“What should we do for New Year’s Eve?” That common question at year’s end isn’t something Krista Gilbert’s family needs to ask.
Since 2000, the Gilberts have enjoyed a unique holiday tradition. Each Dec. 31, they travel to an Idaho ski resort, where they take a chairlift halfway up the slope and hike the rest of the way to the top. “Then, when the lights go out on the night skiing, we ski down with flares,” says Gilbert, author of Reclaiming Home: A Family’s Guide for Life, Love and Legacy (Morgan James Publishing, 2015). “It’s how we ring in the new year; it’s our family’s tradition.”
Traditions, Gilbert says, are an essential part of forging a family identity, of making the family a place where kids know they belong. “If they’re looking for belonging outside the family, they may make some choices that group is making that aren’t so healthy,” she says.
That doesn’t mean you have to turn out Pinterest-worthy holiday feasts to save your kids from a life of crime, however. “We don’t have time for that,” Gilbert says. “We’re just trying to create shared experience.”
Doing Dinner Together
Among Gilbert’s favorite family traditions is dinner. She, her husband and their four kids try to have dinner (or at least a late dessert) together every evening. “That’s a daily ritual that really becomes an anchor for our kids,” she says.
How does a busy mom or dad pull off a home-cooked meal every evening? Perhaps by grabbing something out of the freezer that they prepared ahead of time.

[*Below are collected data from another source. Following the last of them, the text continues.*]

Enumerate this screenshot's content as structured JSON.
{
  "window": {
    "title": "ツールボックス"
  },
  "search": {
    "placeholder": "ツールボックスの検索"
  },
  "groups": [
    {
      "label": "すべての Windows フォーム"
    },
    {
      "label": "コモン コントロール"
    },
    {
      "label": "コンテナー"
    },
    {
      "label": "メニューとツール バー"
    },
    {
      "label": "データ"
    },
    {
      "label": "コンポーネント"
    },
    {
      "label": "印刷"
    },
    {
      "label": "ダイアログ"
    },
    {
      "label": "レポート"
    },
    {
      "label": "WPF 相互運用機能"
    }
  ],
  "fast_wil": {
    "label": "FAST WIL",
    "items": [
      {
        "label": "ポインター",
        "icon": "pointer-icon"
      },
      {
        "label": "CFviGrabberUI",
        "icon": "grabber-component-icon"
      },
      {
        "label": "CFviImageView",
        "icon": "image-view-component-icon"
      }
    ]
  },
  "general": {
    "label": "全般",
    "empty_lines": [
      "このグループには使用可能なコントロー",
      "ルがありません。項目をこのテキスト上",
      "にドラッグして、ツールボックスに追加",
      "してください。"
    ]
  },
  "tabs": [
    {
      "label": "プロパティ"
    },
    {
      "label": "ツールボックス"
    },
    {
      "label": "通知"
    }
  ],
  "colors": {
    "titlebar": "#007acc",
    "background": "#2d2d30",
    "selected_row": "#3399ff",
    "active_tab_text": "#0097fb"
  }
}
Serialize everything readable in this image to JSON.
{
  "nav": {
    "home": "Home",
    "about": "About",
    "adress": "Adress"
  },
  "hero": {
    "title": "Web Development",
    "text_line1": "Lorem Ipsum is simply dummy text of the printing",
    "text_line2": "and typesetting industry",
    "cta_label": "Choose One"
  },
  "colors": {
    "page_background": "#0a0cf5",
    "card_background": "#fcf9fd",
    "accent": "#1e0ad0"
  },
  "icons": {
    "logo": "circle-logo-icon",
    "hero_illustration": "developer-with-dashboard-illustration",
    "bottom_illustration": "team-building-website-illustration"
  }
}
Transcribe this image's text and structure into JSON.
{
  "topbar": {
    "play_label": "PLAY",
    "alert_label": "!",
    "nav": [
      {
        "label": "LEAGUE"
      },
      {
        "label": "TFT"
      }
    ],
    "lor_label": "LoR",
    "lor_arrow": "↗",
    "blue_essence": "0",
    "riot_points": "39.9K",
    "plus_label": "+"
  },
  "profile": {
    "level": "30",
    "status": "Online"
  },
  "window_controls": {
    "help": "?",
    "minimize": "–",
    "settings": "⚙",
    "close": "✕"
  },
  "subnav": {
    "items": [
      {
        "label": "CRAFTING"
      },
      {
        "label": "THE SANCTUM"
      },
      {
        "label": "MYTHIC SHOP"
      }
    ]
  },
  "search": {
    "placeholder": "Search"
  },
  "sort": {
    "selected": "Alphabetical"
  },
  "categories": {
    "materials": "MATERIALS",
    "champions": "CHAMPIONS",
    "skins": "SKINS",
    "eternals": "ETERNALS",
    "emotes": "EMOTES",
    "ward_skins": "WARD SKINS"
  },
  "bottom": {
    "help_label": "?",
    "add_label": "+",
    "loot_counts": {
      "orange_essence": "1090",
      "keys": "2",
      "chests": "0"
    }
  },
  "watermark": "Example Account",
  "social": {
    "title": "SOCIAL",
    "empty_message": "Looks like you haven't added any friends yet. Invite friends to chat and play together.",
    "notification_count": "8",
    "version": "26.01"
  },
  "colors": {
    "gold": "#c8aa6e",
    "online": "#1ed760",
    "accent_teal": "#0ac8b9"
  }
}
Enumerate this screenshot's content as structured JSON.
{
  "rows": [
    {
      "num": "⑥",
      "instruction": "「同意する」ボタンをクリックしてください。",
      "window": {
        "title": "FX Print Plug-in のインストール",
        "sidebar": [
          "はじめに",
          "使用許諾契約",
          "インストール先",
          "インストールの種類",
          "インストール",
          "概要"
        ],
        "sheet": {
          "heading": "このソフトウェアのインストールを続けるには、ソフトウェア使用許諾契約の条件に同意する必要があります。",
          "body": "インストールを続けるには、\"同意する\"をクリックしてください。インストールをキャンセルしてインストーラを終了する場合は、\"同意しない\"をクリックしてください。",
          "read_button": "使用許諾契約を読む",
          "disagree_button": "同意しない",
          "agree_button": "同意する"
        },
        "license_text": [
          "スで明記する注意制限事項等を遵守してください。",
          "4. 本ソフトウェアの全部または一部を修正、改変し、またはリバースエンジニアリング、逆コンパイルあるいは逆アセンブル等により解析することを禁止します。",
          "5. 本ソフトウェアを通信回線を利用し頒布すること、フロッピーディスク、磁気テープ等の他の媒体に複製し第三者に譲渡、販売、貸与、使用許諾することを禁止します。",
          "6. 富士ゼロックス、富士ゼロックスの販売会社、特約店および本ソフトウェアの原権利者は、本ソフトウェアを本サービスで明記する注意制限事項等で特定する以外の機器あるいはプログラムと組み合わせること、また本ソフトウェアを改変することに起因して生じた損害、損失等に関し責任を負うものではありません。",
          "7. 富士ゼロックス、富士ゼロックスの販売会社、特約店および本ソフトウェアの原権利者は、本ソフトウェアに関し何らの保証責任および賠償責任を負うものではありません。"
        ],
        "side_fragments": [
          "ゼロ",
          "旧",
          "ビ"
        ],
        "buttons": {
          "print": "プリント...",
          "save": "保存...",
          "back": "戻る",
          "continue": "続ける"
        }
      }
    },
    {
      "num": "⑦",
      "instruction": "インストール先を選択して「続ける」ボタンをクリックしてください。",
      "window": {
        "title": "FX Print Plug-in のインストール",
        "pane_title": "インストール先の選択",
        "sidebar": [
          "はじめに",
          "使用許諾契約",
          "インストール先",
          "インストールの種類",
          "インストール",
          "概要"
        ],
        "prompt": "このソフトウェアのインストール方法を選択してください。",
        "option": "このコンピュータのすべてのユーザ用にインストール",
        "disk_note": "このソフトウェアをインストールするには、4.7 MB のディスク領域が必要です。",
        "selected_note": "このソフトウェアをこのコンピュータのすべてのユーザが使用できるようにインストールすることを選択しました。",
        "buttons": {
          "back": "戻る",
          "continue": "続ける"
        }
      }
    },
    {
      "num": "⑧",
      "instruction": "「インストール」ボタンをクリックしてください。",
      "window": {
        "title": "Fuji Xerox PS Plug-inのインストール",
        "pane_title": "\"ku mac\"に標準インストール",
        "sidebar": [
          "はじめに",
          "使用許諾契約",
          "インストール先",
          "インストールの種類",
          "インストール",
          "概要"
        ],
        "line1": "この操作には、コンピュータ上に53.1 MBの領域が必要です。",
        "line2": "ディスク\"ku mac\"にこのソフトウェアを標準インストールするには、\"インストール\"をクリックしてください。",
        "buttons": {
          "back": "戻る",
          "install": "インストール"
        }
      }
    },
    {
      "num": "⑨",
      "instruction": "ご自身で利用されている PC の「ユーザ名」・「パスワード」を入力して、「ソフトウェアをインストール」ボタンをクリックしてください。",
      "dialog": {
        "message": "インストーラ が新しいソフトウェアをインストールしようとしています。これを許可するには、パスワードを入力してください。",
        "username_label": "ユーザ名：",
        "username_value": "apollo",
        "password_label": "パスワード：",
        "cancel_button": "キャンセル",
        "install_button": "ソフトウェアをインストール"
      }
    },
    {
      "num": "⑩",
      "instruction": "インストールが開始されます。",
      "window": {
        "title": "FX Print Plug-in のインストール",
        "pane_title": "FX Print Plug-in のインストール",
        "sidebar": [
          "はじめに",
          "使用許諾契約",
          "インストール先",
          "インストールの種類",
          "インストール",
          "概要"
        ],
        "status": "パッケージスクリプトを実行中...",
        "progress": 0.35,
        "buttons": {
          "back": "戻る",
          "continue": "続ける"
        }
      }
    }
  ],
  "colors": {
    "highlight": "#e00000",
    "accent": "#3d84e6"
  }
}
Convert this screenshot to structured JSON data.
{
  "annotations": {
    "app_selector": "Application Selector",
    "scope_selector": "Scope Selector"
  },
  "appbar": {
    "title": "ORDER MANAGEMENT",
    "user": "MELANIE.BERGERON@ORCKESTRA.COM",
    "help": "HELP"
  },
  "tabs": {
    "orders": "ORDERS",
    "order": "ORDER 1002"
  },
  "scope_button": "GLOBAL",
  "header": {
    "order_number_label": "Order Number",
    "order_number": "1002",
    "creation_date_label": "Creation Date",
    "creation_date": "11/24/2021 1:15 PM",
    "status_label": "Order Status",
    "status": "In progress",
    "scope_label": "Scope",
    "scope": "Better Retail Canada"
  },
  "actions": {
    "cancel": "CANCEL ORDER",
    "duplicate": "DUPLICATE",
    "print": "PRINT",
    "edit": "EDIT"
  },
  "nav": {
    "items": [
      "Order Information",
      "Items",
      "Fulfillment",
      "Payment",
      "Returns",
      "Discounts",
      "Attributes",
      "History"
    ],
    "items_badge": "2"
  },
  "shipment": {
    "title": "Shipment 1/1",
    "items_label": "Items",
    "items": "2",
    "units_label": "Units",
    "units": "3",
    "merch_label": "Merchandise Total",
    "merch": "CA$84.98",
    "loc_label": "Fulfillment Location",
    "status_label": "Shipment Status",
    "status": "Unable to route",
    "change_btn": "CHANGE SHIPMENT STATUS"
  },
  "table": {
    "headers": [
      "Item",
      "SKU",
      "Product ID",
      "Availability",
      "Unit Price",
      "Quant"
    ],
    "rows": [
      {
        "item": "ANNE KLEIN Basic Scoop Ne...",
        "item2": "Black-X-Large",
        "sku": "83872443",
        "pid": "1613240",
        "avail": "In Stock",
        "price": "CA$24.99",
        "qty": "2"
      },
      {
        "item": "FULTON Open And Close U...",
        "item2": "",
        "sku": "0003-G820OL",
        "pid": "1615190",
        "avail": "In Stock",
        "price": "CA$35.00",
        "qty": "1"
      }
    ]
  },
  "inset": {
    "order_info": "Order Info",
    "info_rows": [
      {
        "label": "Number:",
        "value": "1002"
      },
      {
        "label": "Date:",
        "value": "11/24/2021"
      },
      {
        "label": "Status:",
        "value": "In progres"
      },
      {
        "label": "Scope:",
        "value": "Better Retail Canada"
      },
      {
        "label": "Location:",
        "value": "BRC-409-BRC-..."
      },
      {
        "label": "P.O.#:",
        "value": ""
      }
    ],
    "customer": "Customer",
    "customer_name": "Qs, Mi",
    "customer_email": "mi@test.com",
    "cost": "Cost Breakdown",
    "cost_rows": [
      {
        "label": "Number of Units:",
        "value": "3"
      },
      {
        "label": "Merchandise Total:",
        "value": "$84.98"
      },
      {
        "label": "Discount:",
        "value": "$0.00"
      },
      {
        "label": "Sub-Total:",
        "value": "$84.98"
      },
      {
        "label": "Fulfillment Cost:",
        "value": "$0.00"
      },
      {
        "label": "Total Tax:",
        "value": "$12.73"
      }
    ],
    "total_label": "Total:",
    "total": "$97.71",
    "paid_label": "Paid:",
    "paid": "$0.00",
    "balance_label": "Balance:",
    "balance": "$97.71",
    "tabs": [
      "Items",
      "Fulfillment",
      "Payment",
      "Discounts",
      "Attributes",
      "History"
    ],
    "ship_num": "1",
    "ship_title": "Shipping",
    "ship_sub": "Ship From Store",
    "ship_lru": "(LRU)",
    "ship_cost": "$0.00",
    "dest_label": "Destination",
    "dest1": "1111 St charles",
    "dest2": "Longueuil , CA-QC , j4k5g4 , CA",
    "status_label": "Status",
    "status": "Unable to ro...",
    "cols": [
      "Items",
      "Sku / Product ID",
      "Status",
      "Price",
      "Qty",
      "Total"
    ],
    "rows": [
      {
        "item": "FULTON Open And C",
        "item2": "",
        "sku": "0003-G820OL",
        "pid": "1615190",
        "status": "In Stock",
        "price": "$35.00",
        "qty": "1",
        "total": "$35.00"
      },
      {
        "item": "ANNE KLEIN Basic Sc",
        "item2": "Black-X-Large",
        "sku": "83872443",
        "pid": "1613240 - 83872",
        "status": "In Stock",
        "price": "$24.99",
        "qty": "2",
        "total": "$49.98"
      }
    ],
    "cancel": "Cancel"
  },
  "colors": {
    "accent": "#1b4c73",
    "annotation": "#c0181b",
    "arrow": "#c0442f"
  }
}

Rather than watching TV during dinner, the Gilberts listen to instrumental music that helps set the mood. Rather than checking their phones, they check in with each other. That could mean sharing the highs, lows and “betcha-didn’t-knows” of their days, or it could mean answering a random question like “Would you rather be able to travel in time or fly, and why?” (For more conversation starters, see the sidebar below.)
Many dinners will feature more silence than meaningful conversation, but that’s OK. “Even in those moments, we’re doing something,” she says. “We’re creating security; we’re
Making Your Own Traditions
You can establish traditions far beyond the dinner table and familiar holidays. Gilbert says the best family traditions include four elements: challenge, connection, fun and originality.
New traditions could include anything from a Tuesday talent night to a turning-13 adventure. “When people think of traditions, they think they have to be huge,” Gilbert says. “There are times for that, for sure, but traditions can be small; in fact, I have a whole section in my book on mini-traditions.”
You can also change — or even abandon — traditions as your kids grow older. “We need to give ourselves the freedom to do that and not make them have-tos,” she says.
A possible exception might be New Year’s Eve skiing. After all, what could be better than that?
Use these easy conversation starters, courtesy of thefamilydinnerproject.org,
at your family dinner.
- Name three things that are fun for you.
- If you joined the circus, what would your circus act be?
- If you had superpowers, what would they be?
- What’s your favorite thing to do outside?
- What’s the funniest or strangest thing that happened to you today?
- Would you rather go to your school or Hogwarts? Why?
- What would you do if you made the rules at home?
- If you could start a new family tradition, what would it be?
- What two qualities do you want your friends to have?